Background: Atherosclerosis is an inflammatory process involving activation of monocytes recruited by various chemoattractant factors, among which lipoprotein(a) and its specific apolipoprotein apo(a). Lp(a) contains a specific apolipoprotein apo(a) which size is determined by a variable number of repeats of a specific structural domain, the kringle IV type 2 (IV-2). Lp(a) plasma concentration and apo(a) size is inversely correlated, and smaller apo(a) are major risk factors for coronary heart disease.
Design and Methods: The aim of this study was to evaluate the effect of recombinant apo(a) isoforms (containing 10, 18 or 34 kringles) on monocytes interacting with type I collagen.
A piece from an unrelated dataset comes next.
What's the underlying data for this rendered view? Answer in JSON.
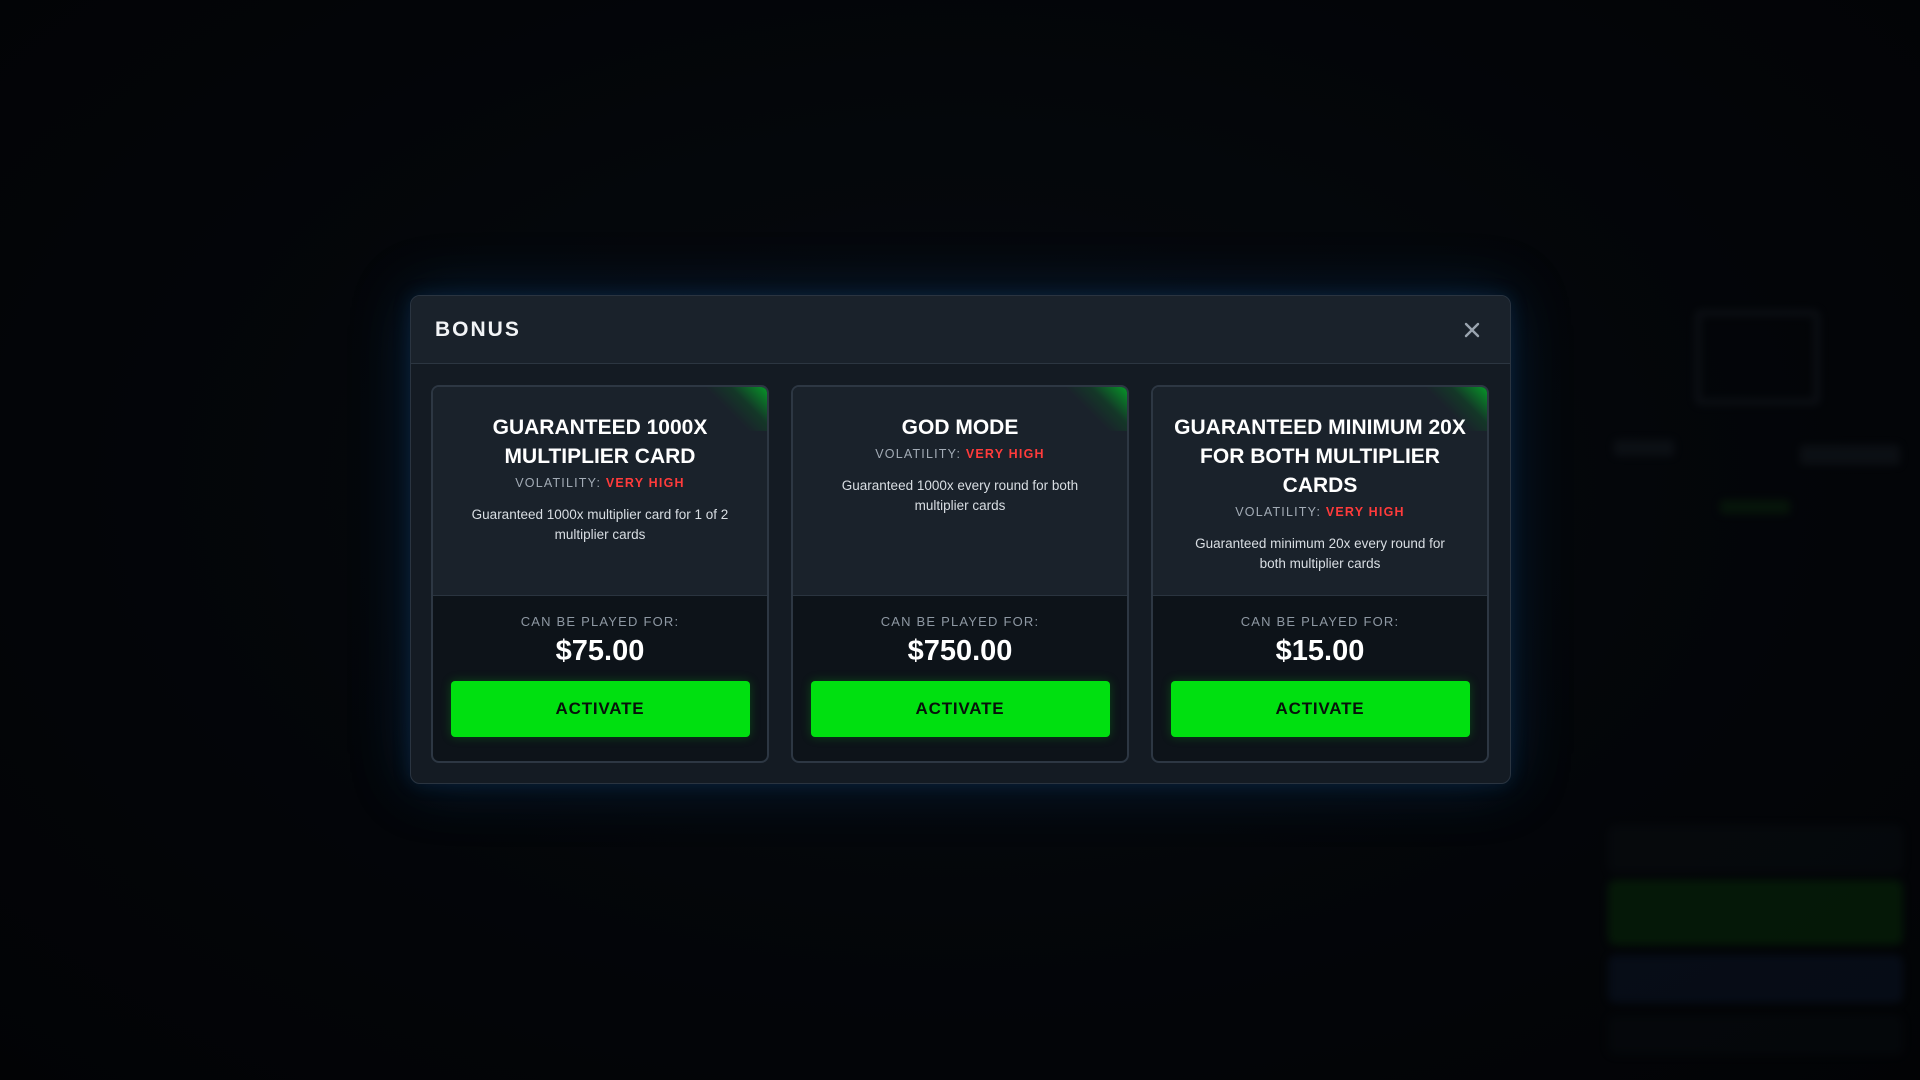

Results: Apo(a) isoforms stimulated reactive oxygen species (ROS) and matrix metalloproteinase-9 (MMP-9) production by monocytes, and not modified monocytes adhesion on type I collagen. This effect was specific of apo(a) since no effect was observed in the presence of plasminogen and was inversely related to apo(a) size. The lysine analogue 6-aminohexanoic acid which blocks the lysine binding sites (LBS), and carboxypeptidase B (CpB) which cleaves carboxy-terminal lysine residues, abolished apo(a)-induced ROS and MMP-9 production, highlighting an effect mediated by apo(a) lysing-binding sites.
Conclusions: These results indicate that activation of collagen-primed monocytes stimulated with apo(a) is a Kringle number-dependent effect and reinforce the hypothesis of a role for small size apo(a) isoforms in atherothrombosis.